Loving yourself doesn’t just mean neutralizing your insecurities and choosing to be “fine” with your flaws. Definitely not. It is about owning those and loving them.
Loving yourself means demanding for yourself a true level of acceptance and unconditional love from both yourself and your partner. It means letting go of your need to control and to just love. It is about being the person you want to be and having a partner you loves all of you.
“Imagine if you let go of your itch to fix, judge, improve or control your partner. Imagine if you replaced judgment with compassion and empathy.
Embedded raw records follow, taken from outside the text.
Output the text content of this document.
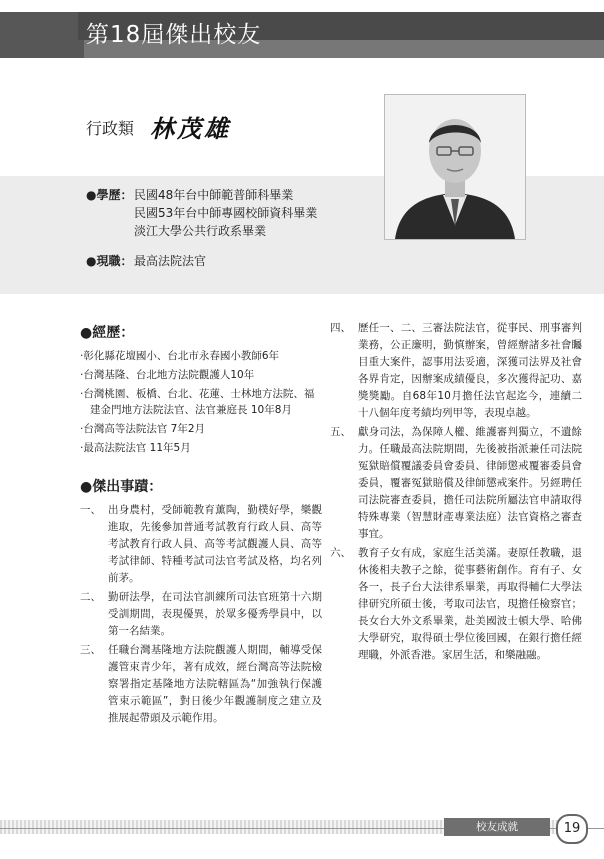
第18屆傑出校友
行政類 林茂雄
●學歷： 民國48年台中師範普師科畢業
民國53年台中師專國校師資科畢業
淡江大學公共行政系畢業
●現職： 最高法院法官
●經歷：
‧彰化縣花壇國小、台北市永春國小教師6年
‧台灣基隆、台北地方法院觀護人10年
‧台灣桃園、板橋、台北、花蓮、士林地方法院、福建金門地方法院法官、法官兼庭長 10年8月
‧台灣高等法院法官 7年2月
‧最高法院法官 11年5月
●傑出事蹟：
一、 出身農村，受師範教育薰陶，勤樸好學，樂觀進取，先後參加普通考試教育行政人員、高等考試教育行政人員、高等考試觀護人員、高等考試律師、特種考試司法官考試及格，均名列前茅。
二、 勤研法學，在司法官訓練所司法官班第十六期受訓期間，表現優異，於眾多優秀學員中，以第一名結業。
三、 任職台灣基隆地方法院觀護人期間，輔導受保護管束青少年，著有成效，經台灣高等法院檢察署指定基隆地方法院轄區為“加強執行保護管束示範區”，對日後少年觀護制度之建立及推展起帶頭及示範作用。
四、 歷任一、二、三審法院法官，從事民、刑事審判業務，公正廉明，勤慎辦案，曾經辦諸多社會矚目重大案件，認事用法妥適，深獲司法界及社會各界肯定，因辦案成績優良，多次獲得記功、嘉獎獎勵。自68年10月擔任法官起迄今，連續二十八個年度考績均列甲等，表現卓越。
五、 獻身司法，為保障人權、維護審判獨立，不遺餘力。任職最高法院期間，先後被指派兼任司法院冤獄賠償覆議委員會委員、律師懲戒覆審委員會委員，覆審冤獄賠償及律師懲戒案件。另經聘任司法院審查委員，擔任司法院所屬法官申請取得特殊專業（智慧財產專業法庭）法官資格之審查事宜。
六、 教育子女有成，家庭生活美滿。妻原任教職，退休後相夫教子之餘，從事藝術創作。育有子、女各一，長子台大法律系畢業，再取得輔仁大學法律研究所碩士後，考取司法官，現擔任檢察官；長女台大外文系畢業，赴美國波士頓大學、哈佛大學研究，取得碩士學位後回國，在銀行擔任經理職，外派香港。家居生活，和樂融融。
校友成就	19
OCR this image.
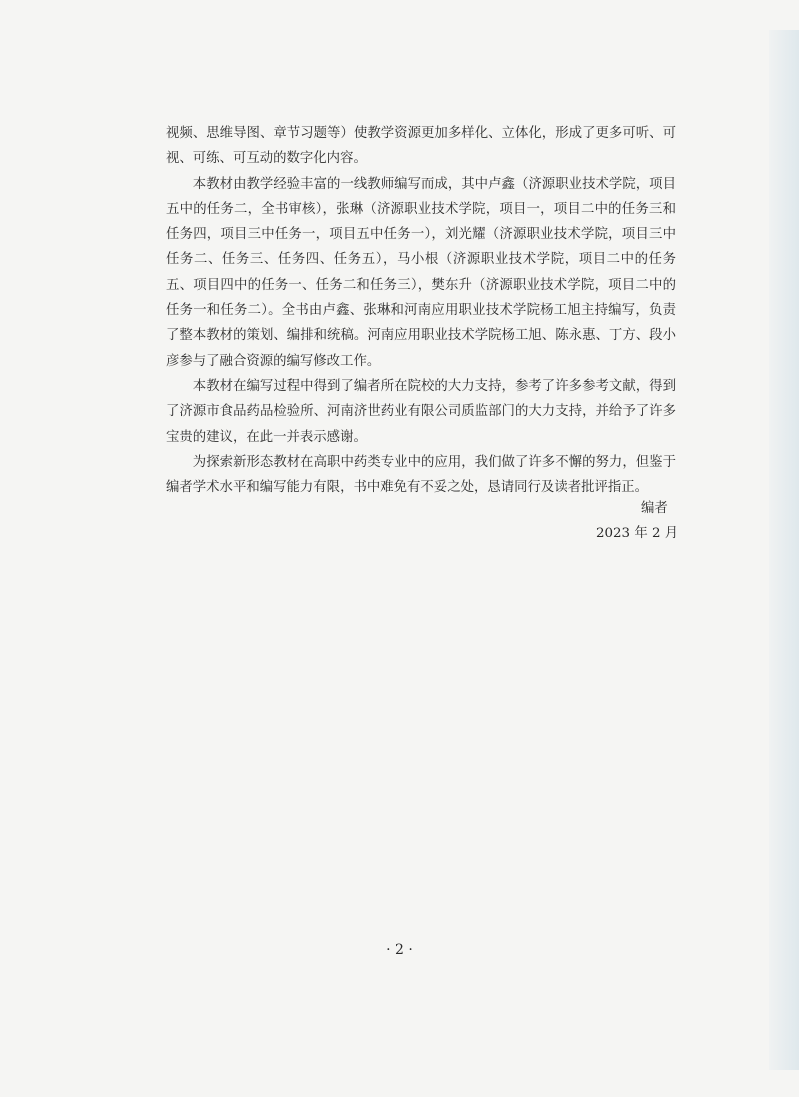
视频、思维导图、章节习题等）使教学资源更加多样化、立体化，形成了更多可听、可视、可练、可互动的数字化内容。

本教材由教学经验丰富的一线教师编写而成，其中卢鑫（济源职业技术学院，项目五中的任务二，全书审核），张琳（济源职业技术学院，项目一，项目二中的任务三和任务四，项目三中任务一，项目五中任务一），刘光耀（济源职业技术学院，项目三中任务二、任务三、任务四、任务五），马小根（济源职业技术学院，项目二中的任务五、项目四中的任务一、任务二和任务三），樊东升（济源职业技术学院，项目二中的任务一和任务二）。全书由卢鑫、张琳和河南应用职业技术学院杨工旭主持编写，负责了整本教材的策划、编排和统稿。河南应用职业技术学院杨工旭、陈永惠、丁方、段小彦参与了融合资源的编写修改工作。

本教材在编写过程中得到了编者所在院校的大力支持，参考了许多参考文献，得到了济源市食品药品检验所、河南济世药业有限公司质监部门的大力支持，并给予了许多宝贵的建议，在此一并表示感谢。

为探索新形态教材在高职中药类专业中的应用，我们做了许多不懈的努力，但鉴于编者学术水平和编写能力有限，书中难免有不妥之处，恳请同行及读者批评指正。

编者
2023 年 2 月
· 2 ·
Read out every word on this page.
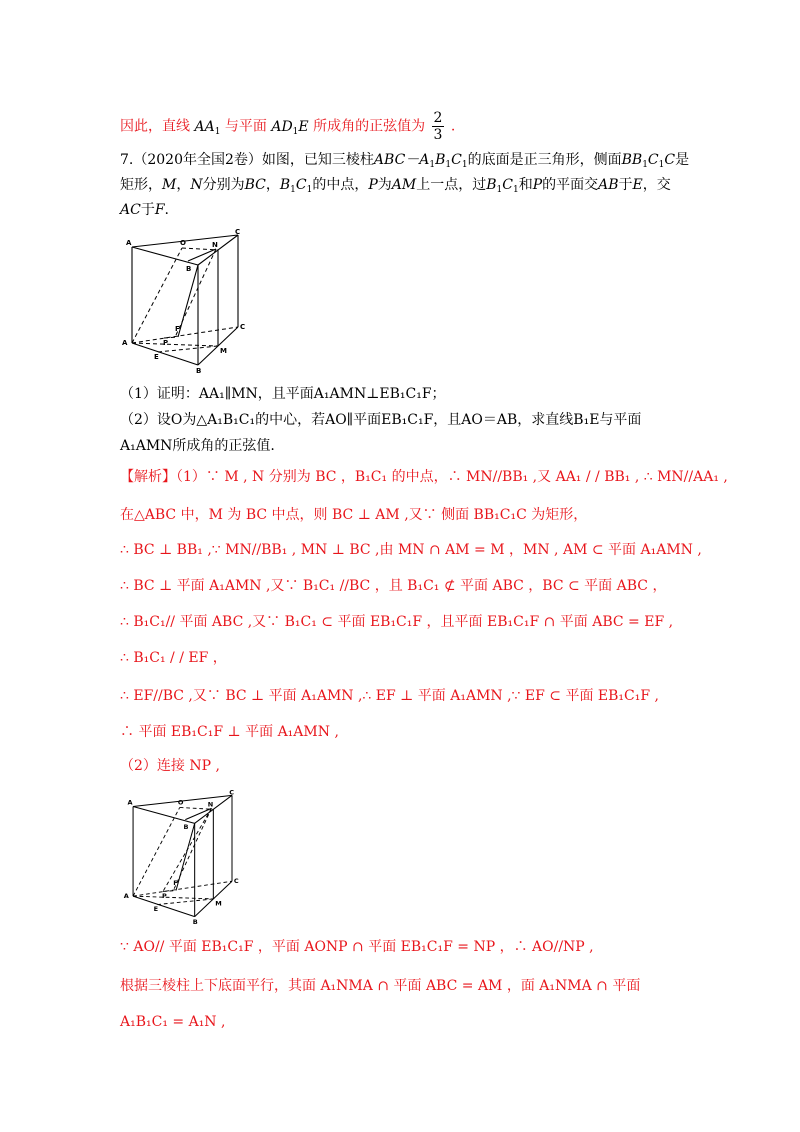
因此，直线 $AA_1$ 与平面 $AD_1E$ 所成角的正弦值为 $\frac{2}{3}$ .
7.（2020年全国2卷）如图，已知三棱柱$ABC-A_1B_1C_1$的底面是正三角形，侧面$BB_1C_1C$是
矩形，M，N分别为BC，$B_1C_1$的中点，P为AM上一点，过$B_1C_1$和P的平面交AB于E，交
AC于F.
A
C
O	N
B
F
P
A
E
C
M
B
（1）证明：AA₁∥MN，且平面A₁AMN⊥EB₁C₁F；
（2）设O为△A₁B₁C₁的中心，若AO∥平面EB₁C₁F，且AO＝AB，求直线B₁E与平面
A₁AMN所成角的正弦值.
【解析】（1）∵ M , N 分别为 BC ，B₁C₁ 的中点，∴ MN//BB₁ ,又 AA₁ / / BB₁ , ∴ MN//AA₁ ,
在△ABC 中，M 为 BC 中点，则 BC ⊥ AM ,又∵ 侧面 BB₁C₁C 为矩形，
∴ BC ⊥ BB₁ ,∵ MN//BB₁ , MN ⊥ BC ,由 MN ∩ AM = M ，MN , AM ⊂ 平面 A₁AMN ,
∴ BC ⊥ 平面 A₁AMN ,又∵ B₁C₁ //BC ，且 B₁C₁ ⊄ 平面 ABC ，BC ⊂ 平面 ABC ，
∴ B₁C₁// 平面 ABC ,又∵ B₁C₁ ⊂ 平面 EB₁C₁F ，且平面 EB₁C₁F ∩ 平面 ABC = EF ,
∴ B₁C₁ / / EF ，
∴ EF//BC ,又∵ BC ⊥ 平面 A₁AMN ,∴ EF ⊥ 平面 A₁AMN ,∵ EF ⊂ 平面 EB₁C₁F ,
∴ 平面 EB₁C₁F ⊥ 平面 A₁AMN ,
（2）连接 NP ,
A
C
O	N
B
F
P
A
E
C
M
B
∵ AO// 平面 EB₁C₁F ，平面 AONP ∩ 平面 EB₁C₁F = NP ，∴ AO//NP ,
根据三棱柱上下底面平行，其面 A₁NMA ∩ 平面 ABC = AM ，面 A₁NMA ∩ 平面
A₁B₁C₁ = A₁N ,
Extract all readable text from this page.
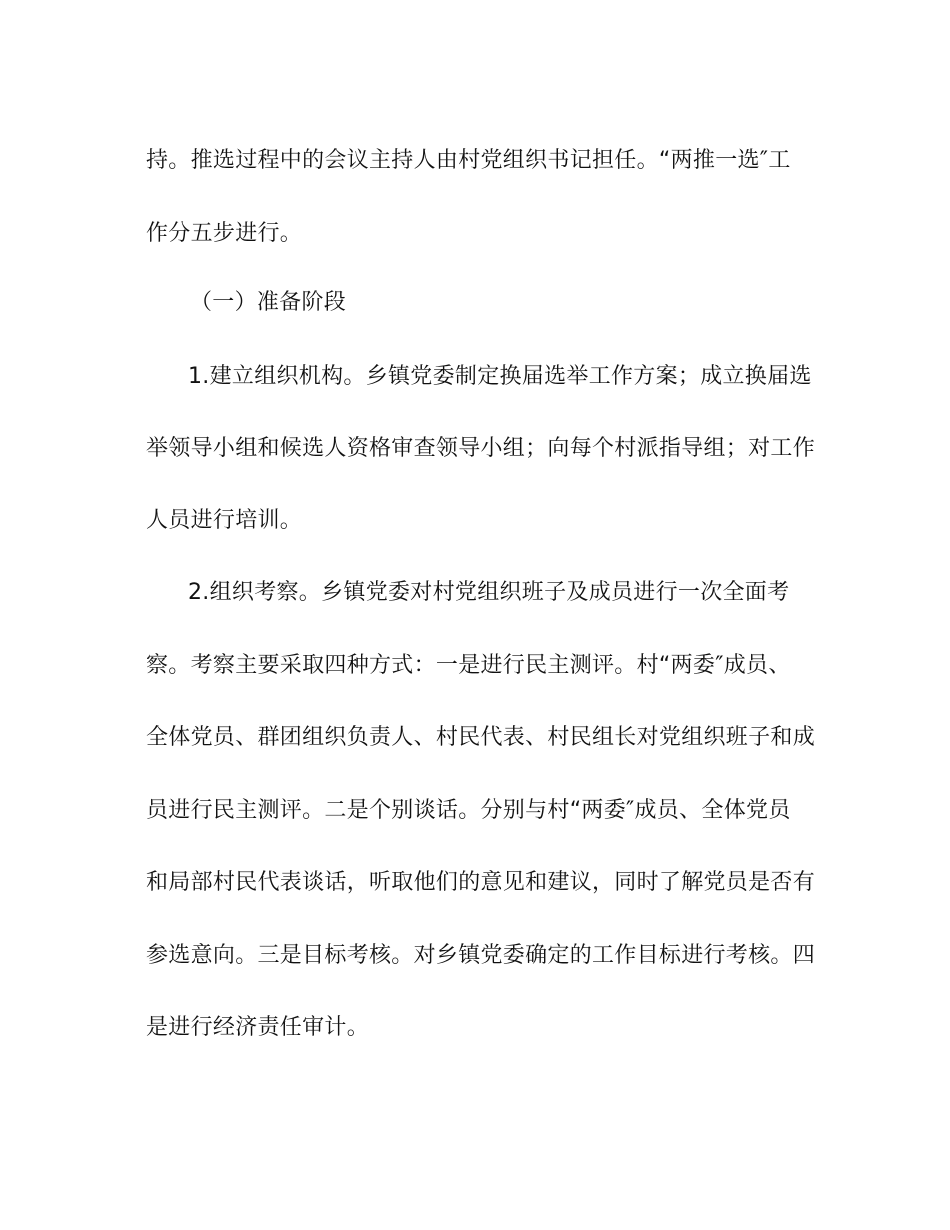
持。推选过程中的会议主持人由村党组织书记担任。“两推一选″工

作分五步进行。

（一）准备阶段

1.建立组织机构。乡镇党委制定换届选举工作方案；成立换届选

举领导小组和候选人资格审查领导小组；向每个村派指导组；对工作

人员进行培训。

2.组织考察。乡镇党委对村党组织班子及成员进行一次全面考

察。考察主要采取四种方式：一是进行民主测评。村“两委″成员、

全体党员、群团组织负责人、村民代表、村民组长对党组织班子和成

员进行民主测评。二是个别谈话。分别与村“两委″成员、全体党员

和局部村民代表谈话，听取他们的意见和建议，同时了解党员是否有

参选意向。三是目标考核。对乡镇党委确定的工作目标进行考核。四

是进行经济责任审计。
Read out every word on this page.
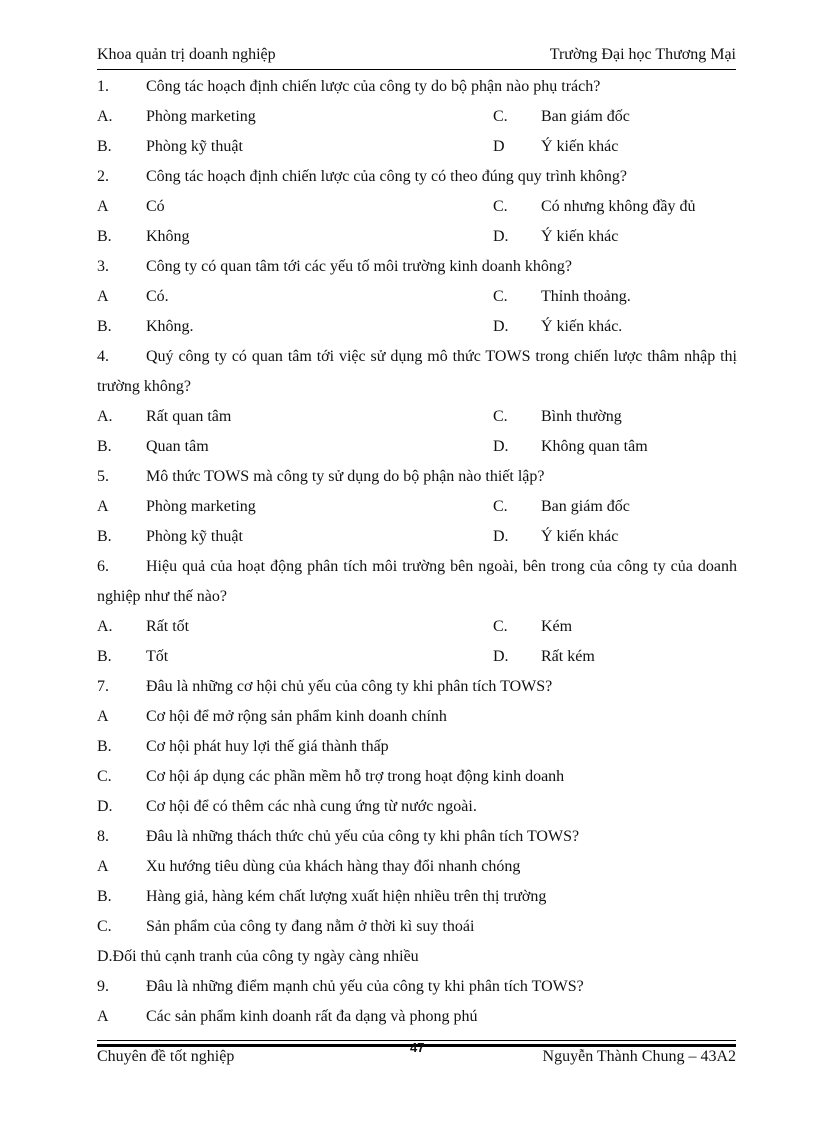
Khoa quản trị doanh nghiệp	Trường Đại học Thương Mại
1. Công tác hoạch định chiến lược của công ty do bộ phận nào phụ trách?
A. Phòng marketing	C. Ban giám đốc
B. Phòng kỹ thuật	D Ý kiến khác
2. Công tác hoạch định chiến lược của công ty có theo đúng quy trình không?
A Có	C. Có nhưng không đầy đủ
B. Không	D. Ý kiến khác
3. Công ty có quan tâm tới các yếu tố môi trường kinh doanh không?
A Có.	C. Thỉnh thoảng.
B. Không.	D. Ý kiến khác.
4.	Quý công ty có quan tâm tới việc sử dụng mô thức TOWS trong chiến lược thâm nhập thị trường không?
A. Rất quan tâm	C. Bình thường
B. Quan tâm	D. Không quan tâm
5. Mô thức TOWS mà công ty sử dụng do bộ phận nào thiết lập?
A Phòng marketing	C. Ban giám đốc
B. Phòng kỹ thuật	D. Ý kiến khác
6.	Hiệu quả của hoạt động phân tích môi trường bên ngoài, bên trong của công ty của doanh nghiệp như thế nào?
A. Rất tốt	C. Kém
B. Tốt	D. Rất kém
7. Đâu là những cơ hội chủ yếu của công ty khi phân tích TOWS?
A Cơ hội để mở rộng sản phẩm kinh doanh chính
B. Cơ hội phát huy lợi thế giá thành thấp
C. Cơ hội áp dụng các phần mềm hỗ trợ trong hoạt động kinh doanh
D. Cơ hội để có thêm các nhà cung ứng từ nước ngoài.
8. Đâu là những thách thức chủ yếu của công ty khi phân tích TOWS?
A Xu hướng tiêu dùng của khách hàng thay đổi nhanh chóng
B. Hàng giả, hàng kém chất lượng xuất hiện nhiều trên thị trường
C. Sản phẩm của công ty đang nằm ở thời kì suy thoái
D.Đối thủ cạnh tranh của công ty ngày càng nhiều
9. Đâu là những điểm mạnh chủ yếu của công ty khi phân tích TOWS?
A Các sản phẩm kinh doanh rất đa dạng và phong phú
Chuyên đề tốt nghiệp
47
Nguyễn Thành Chung – 43A2
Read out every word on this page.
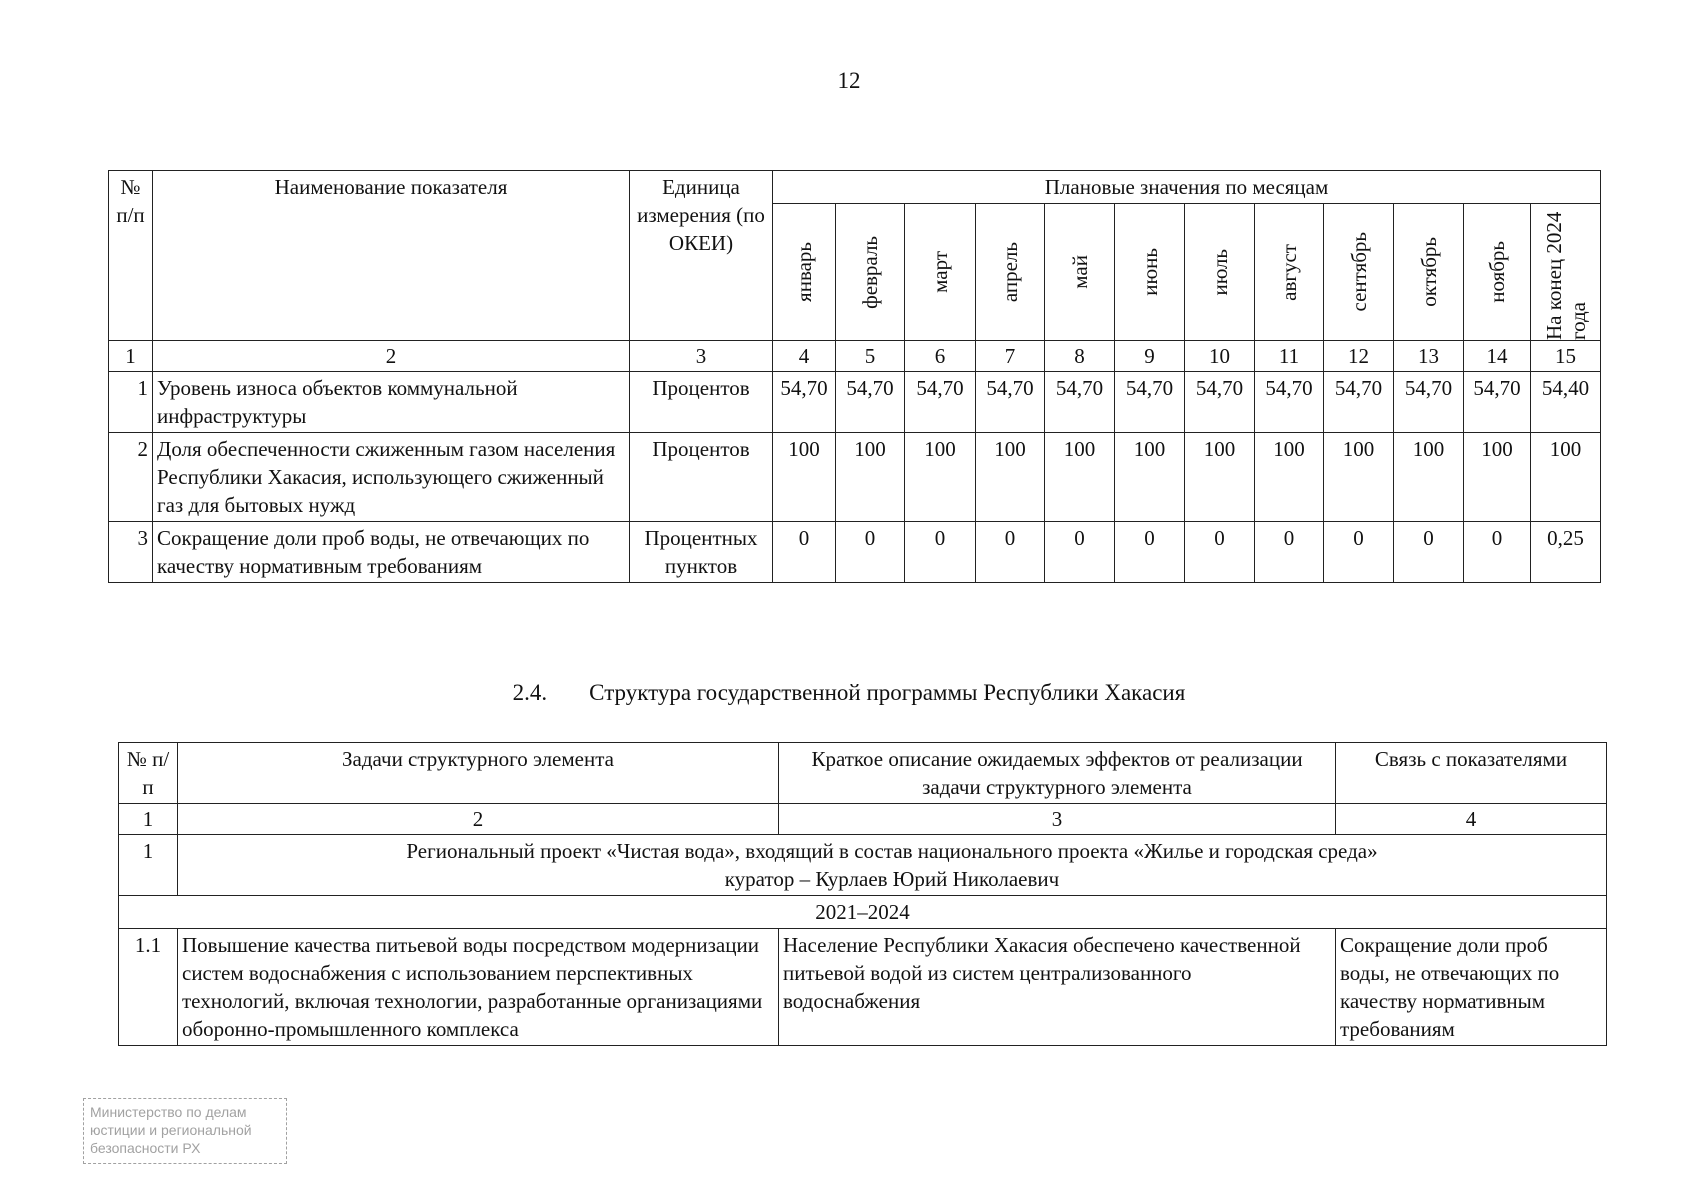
12
№ п/п	Наименование показателя	Единица измерения (по ОКЕИ)	Плановые значения по месяцам											

			январь	февраль	март	апрель	май	июнь	июль	август	сентябрь	октябрь	ноябрь	На конец 2024 года

1	2	3	4	5	6	7	8	9	10	11	12	13	14	15
1	Уровень износа объектов коммунальной инфраструктуры	Процентов	54,70	54,70	54,70	54,70	54,70	54,70	54,70	54,70	54,70	54,70	54,70	54,40
2	Доля обеспеченности сжиженным газом населения Республики Хакасия, использующего сжиженный газ для бытовых нужд	Процентов	100	100	100	100	100	100	100	100	100	100	100	100
3	Сокращение доли проб воды, не отвечающих по качеству нормативным требованиям	Процентных пунктов	0	0	0	0	0	0	0	0	0	0	0	0,25
2.4. Структура государственной программы Республики Хакасия
№ п/п	Задачи структурного элемента	Краткое описание ожидаемых эффектов от реализации задачи структурного элемента	Связь с показателями
1	2	3	4
1	Региональный проект «Чистая вода», входящий в состав национального проекта «Жилье и городская среда»
куратор – Курлаев Юрий Николаевич		

2021–2024			
1.1	Повышение качества питьевой воды посредством модернизации систем водоснабжения с использованием перспективных технологий, включая технологии, разработанные организациями оборонно-промышленного комплекса	Население Республики Хакасия обеспечено качественной питьевой водой из систем централизованного водоснабжения	Сокращение доли проб воды, не отвечающих по качеству нормативным требованиям
Министерство по делам
юстиции и региональной
безопасности РХ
Tremendous empowerment and liberation come from loving someone — and being loved — for who we really are,” writes Miller.
With all of that self-acceptance comes a deep-rooted need for empathy and understanding. Letting go of judgment and insecurity is easier said than done. By honing your empathetic skills, taking a step back, and asking yourself, “Am I approaching this situation with empathy and self-love?” you can get closer to a place of full centered, radical acceptance.
3. You have to love all of yourself, all of your partner, and everything in between.
Here is the kicker: In true, unequivocal self-love comes the most profound freedom. Nothing can touch you when you know with absolute certainty that you are the greatest. You cannot be broken down. It is the pathway to complete clarity of mind, body, and soul.
As Miller writes, if you choose to truly accept yourself and your partner without judgment, “you will discover how amazing it feels to have your heart expanded by an abundance of love and compassion for your partner and yourself.” When you love yourself, your partner loves you, you love your partner, and your partner loves himself; that is one giant, heaping, momentous pile of love.
It’s not to say that relationships don’t take a lot of work and aren’t a constant reevaluation of desires, needs, and happiness. But when you come from a place of intense, unconditional love, you can face any hurdle with grace.
Self-love is the foundation on which you build your happiest relationship. You don’t come into healthy relationships without a good, hard dose of confidence and growth. Start with self-love and the rest will follow.